O grande campeão dos pesos pesados Muhammad Ali tinha 12 anos quando procurou o treinador Joe Martin. Queria aprender a lutar para dar uma surra no ladrão que havia levado sua bicicleta. Martin o convenceu a canalizar a energia para os ringues, o quadrado de lona onde Ali faria a carreira mais brilhante do mundo do boxe.
Aos 26 anos, a boxeadora Grace Kelly Evangelista, fã de Muhammad Ali “por suas lutas dentro e fora do ringue”, cursa o terceiro semestre de Gestão Desportiva e Lazer na Faculdade de Tecnologia do Estado (Fatec) Esportes, na Capital. Sua trajetória, nos estudos e nos ringues, começou alguns anos antes, quando a irmã mais velha fez para ela e para duas irmãs mais novas o papel de Joe Martin, não para que se dedicassem ao boxe, mas para que ingressassem em uma Escola Técnica Estadual (Etec).
Grace e as irmãs já haviam sido conquistadas pelos esportes por meio de um projeto social da sua cidade, Mogi das Cruzes. “Começamos juntas e experimentamos um pouquinho de tudo, até que cada uma se firmou em uma modalidade”, conta.
Kerollaine, de 22 anos, se formou na Etec Esportes – Curt Otto Baumgart no primeiro semestre de 2025 e também é pugilista; Indrid, 24 anos, lutadora de karatê, concluiu o curso no segundo semestre de 2025. Grace foi a primeira a entrar, em 2019, e se formou com o desejo de continuar os estudos. “A Etec foi um divisor de águas na minha vida, eu aprendi muito e, graças ao curso, entendi o que eu queria como profissão”.

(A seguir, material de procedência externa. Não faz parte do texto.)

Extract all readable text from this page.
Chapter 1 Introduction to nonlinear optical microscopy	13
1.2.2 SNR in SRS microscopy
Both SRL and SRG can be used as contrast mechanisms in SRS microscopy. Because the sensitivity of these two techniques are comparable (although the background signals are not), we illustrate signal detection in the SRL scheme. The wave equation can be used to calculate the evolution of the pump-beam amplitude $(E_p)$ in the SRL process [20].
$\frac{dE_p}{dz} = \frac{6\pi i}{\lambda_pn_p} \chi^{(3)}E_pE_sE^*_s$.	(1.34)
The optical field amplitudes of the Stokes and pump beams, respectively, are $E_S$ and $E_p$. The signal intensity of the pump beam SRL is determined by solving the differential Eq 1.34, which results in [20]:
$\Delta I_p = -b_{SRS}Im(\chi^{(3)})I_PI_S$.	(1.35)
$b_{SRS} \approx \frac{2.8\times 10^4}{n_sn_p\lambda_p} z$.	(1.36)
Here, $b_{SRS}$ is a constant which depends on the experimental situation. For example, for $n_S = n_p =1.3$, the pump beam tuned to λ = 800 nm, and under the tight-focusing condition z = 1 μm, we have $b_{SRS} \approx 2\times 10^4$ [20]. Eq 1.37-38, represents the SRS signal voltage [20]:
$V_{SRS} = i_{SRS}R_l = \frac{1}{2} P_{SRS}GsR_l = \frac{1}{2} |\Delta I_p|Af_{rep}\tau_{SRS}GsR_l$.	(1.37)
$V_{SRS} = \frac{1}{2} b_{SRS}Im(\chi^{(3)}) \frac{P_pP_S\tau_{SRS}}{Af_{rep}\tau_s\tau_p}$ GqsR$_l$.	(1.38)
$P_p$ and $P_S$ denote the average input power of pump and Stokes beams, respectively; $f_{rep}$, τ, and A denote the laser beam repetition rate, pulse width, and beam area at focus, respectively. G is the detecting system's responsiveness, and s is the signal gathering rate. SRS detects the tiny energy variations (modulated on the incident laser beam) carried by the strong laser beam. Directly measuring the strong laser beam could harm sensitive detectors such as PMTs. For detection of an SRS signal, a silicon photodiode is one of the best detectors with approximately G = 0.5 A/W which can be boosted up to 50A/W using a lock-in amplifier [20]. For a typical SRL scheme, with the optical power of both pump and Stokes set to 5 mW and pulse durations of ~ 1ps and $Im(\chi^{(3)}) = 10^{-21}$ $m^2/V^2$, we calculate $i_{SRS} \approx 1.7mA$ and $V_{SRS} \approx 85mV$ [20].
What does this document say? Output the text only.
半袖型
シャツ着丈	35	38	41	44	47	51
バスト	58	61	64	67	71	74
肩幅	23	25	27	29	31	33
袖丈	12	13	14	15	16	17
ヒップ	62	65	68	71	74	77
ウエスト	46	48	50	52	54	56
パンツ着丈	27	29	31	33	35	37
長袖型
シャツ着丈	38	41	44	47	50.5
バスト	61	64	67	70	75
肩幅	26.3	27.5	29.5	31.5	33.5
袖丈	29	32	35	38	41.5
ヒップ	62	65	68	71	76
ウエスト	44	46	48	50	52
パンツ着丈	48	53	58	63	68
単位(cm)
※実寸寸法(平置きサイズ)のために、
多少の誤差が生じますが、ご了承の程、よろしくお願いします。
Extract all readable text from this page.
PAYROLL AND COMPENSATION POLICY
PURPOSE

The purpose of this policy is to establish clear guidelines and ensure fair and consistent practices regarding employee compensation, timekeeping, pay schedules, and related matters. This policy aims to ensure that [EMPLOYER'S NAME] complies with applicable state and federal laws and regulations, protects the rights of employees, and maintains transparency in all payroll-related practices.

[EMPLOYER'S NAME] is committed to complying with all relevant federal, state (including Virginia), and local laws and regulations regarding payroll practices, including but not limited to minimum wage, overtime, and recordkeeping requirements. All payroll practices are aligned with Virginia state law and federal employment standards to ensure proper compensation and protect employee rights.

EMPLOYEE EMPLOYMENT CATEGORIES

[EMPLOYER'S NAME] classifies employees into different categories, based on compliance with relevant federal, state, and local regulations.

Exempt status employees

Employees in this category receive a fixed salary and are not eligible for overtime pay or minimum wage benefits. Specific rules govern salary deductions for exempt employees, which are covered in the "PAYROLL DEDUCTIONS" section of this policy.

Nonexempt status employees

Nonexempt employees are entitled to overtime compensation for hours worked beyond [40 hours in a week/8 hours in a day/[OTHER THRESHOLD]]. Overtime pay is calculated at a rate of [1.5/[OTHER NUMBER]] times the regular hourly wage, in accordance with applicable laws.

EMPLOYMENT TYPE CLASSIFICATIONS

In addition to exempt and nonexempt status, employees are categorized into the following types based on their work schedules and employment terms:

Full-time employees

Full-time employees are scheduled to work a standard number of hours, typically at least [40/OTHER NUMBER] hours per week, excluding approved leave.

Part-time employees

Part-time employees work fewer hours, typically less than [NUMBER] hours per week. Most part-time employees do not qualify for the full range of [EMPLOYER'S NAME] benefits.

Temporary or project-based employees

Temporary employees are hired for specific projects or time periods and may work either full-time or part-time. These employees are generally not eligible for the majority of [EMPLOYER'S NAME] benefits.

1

Na sequência, a estudante entrou na Fatec, sem deixar os ringues, que ela conheceu aos 22 anos. “Estou amando o curso”, comemora. “A Fatec abriu minha mente para os assuntos relacionados à área do esporte. Além disso, os professores são maravilhosos e comprometidos”.
Coordenador do curso de Educação Física da unidade, Vinícius Hirota lembra que, no Brasil, há poucos atletas do boxe e, portanto, também são escassas as oportunidades. “Para esses atletas, o caminho é o da persistência, da motivação e do desempenho – caso da Grace”, elogia.
Hoje Grace equilibra estudo, faculdade e campeonatos. Já venceu a Taça São Paulo e ficou em segundo lugar nos Jogos Abertos. Aponta como referência Beatriz Ferreira, boxadora que vem colecionado títulos internacionais, e treina com Washington Silva, o pugilista que ela mais admira, tendo na ponta da língua todas as suas conquistas: “Ele é cinco vezes campeão brasileiro, é campeão sul-americano e pan-americano, disputou duas olimpíadas, ficou dez anos na seleção brasileira”, enumera a aluna, que representa o Esporte Clube Corínthians, como o mestre.
Nos dias 28 e 29 de março, Grace disputa o Campeonato Paulista, que pode lhe render uma credencial para o Campeonato Brasileiro a ser disputado na cidade paranaense de Foz do Iguaçu.